Hello from this windy Thursday in the deep heart of Texas. I have been here 4 days now and it’s been a long week of waiting, praying, hoping for the best, and preparing for the worst. Nobody wants to talk about it, but Mom and I both know to be ready for anything. So far he is still scheduled for surgery tomorrow, Friday the 26th, so we hope and we wait some more.
I am not going to lie, I am exhausted. I am doing everything in my power for my Mom and Bob, but we all know there is only so much I can do. Still cleaning, driving her anywhere she needs to be, helping her remember things to pack every day, preparing food and so on. We have their place here to “summer ize” before they head back to Wisconsin, so there’s a lot to do for that. Temps can be in the 100s here over the summer so they have to do a laundry list of things to prevent the heat and bugs from getting to things while they are gone. With Bob being in recovery mode, he will be unable to drive back to WI, and certainly not be able to wrap things up here. So Mom and I will hopefully find the strength and knowledge to get it all done.

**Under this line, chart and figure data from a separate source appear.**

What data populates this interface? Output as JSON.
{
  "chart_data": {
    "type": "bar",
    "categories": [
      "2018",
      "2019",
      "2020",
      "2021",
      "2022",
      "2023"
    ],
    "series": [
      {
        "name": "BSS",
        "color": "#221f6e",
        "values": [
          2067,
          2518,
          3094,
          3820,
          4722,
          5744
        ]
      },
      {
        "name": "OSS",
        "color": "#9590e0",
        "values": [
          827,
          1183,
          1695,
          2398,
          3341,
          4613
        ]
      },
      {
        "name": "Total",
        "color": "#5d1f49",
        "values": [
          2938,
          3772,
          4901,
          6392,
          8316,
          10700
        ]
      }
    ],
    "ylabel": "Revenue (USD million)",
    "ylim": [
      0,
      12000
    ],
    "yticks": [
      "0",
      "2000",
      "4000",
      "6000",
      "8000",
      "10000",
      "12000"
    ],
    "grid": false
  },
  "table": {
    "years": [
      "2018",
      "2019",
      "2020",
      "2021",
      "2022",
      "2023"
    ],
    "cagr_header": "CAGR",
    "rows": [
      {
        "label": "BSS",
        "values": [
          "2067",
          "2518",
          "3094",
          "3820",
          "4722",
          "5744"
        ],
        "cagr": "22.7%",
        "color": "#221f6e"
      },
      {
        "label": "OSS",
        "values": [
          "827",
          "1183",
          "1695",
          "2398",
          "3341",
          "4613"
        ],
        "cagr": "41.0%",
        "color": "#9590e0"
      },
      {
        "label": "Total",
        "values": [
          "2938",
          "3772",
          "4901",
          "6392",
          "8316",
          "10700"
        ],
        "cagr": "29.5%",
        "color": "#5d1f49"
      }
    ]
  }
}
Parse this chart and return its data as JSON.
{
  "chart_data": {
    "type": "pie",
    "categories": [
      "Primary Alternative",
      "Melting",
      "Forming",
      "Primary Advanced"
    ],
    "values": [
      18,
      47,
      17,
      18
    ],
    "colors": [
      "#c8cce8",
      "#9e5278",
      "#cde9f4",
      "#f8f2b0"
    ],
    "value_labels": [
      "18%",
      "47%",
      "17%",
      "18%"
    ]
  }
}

Time frames are up in the air, it all depends on tomorrow. I am willing to stay as long as possible, and one scenario is having his son drive Bob and his car home to WI with Mom or I drive Mom up in mine, just for space wise. Then I will either fly back to Orlando and leave my car there and fly back and start the road trip there OR I will be driving all the way back to Florida and then resuming life from there as planned. Decisions….hate them. Emily’s birthday is in May, and I’d rather not miss it as it is a big one, but I also know I am needed here as long as possible. I did bring as much I could for the road trip in case I would be starting from here, always trying to think ahead, but I didn’t pack very well and a lot I forgot at home. Craig has offered to ship anything I need, so that option is always open.

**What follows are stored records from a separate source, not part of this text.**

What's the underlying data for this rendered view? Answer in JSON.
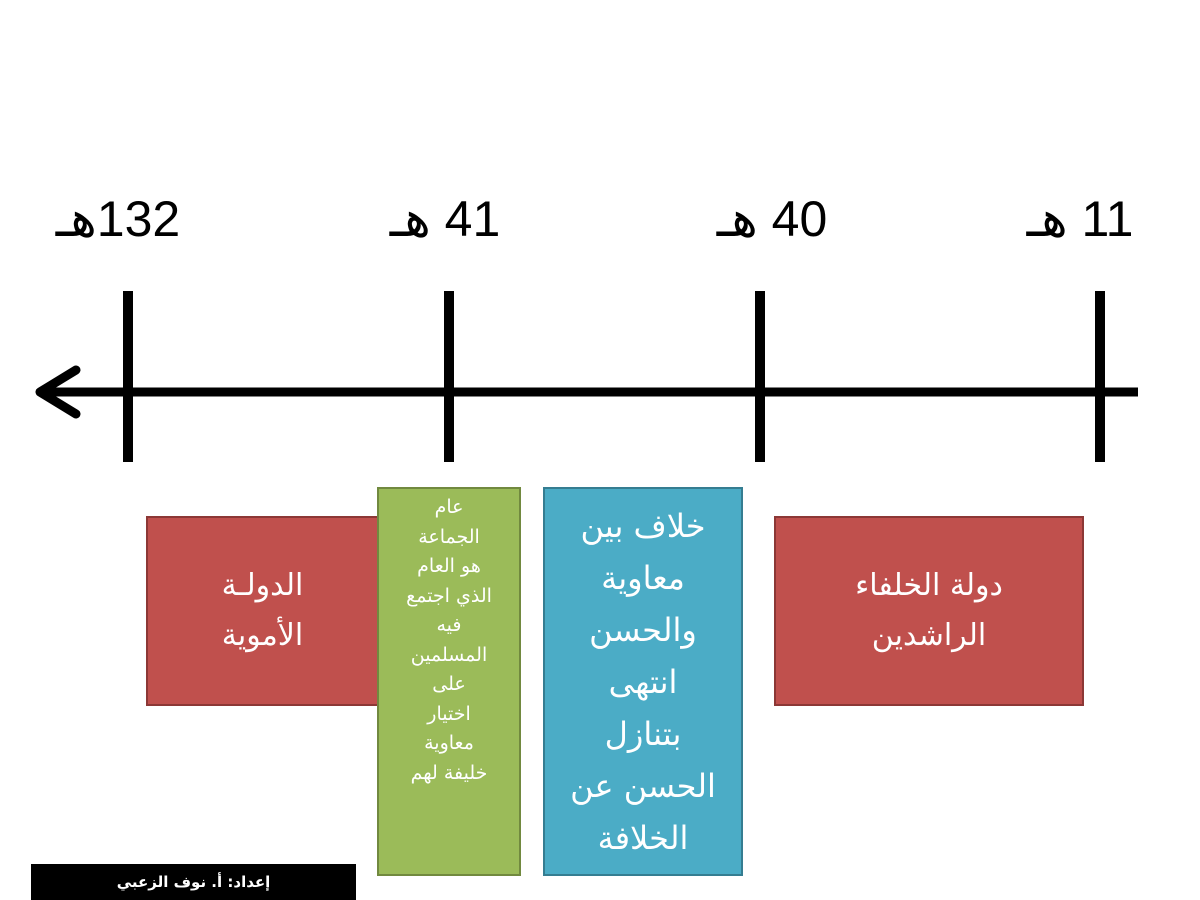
{
  "timeline": {
    "years": [
      "132هـ",
      "41 هـ",
      "40 هـ",
      "11 هـ"
    ],
    "direction": "right-to-left"
  },
  "boxes": {
    "umayyad": {
      "lines": [
        "الدولـة",
        "الأموية"
      ],
      "color": "#c0504d"
    },
    "jamaa": {
      "lines": [
        "عام",
        "الجماعة",
        "هو العام",
        "الذي اجتمع",
        "فيه",
        "المسلمين",
        "على",
        "اختيار",
        "معاوية",
        "خليفة لهم"
      ],
      "color": "#9bbb59"
    },
    "dispute": {
      "lines": [
        "خلاف بين",
        "معاوية",
        "والحسن",
        "انتهى",
        "بتنازل",
        "الحسن عن",
        "الخلافة"
      ],
      "color": "#4bacc6"
    },
    "rashidun": {
      "lines": [
        "دولة الخلفاء",
        "الراشدين"
      ],
      "color": "#c0504d"
    }
  },
  "footer": {
    "credit": "إعداد: أ. نوف الزعبي"
  }
}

Trying to keep busy, writing, and planning but my heart’s just not in it right now. My mom has this old bike that she wants to paint yellow and I thought about making it for her and adding flowers and then putting it in front to surprise her…but the problem with that is that they seem determined to leave for rehab possibly in WI rather than here, so I don’t want to add to more “stuff” to pack, put away, if they are planning on heading out soon. I wanted to get fresh flowers for Bob for the hospital and here at the house as a “get better” feel- but he’s allergic. I seem to keep going down these paths of wanting to do something but the end result keeps being a “wait and see”- so I am.
Yeah, this isn’t a post about a cool ghost tour or the Grand Canyon, wish it was, but just simply an update of life right now. I am not looking for pity or judgement, just good vibes and prayers for Bob’s surgery tomorrow and peace for my Mom’s heart and head. It will be a long one tomorrow, strength in whatever form is much appreciated. Sending much love to y’all from Pharr, Texas- have a good day.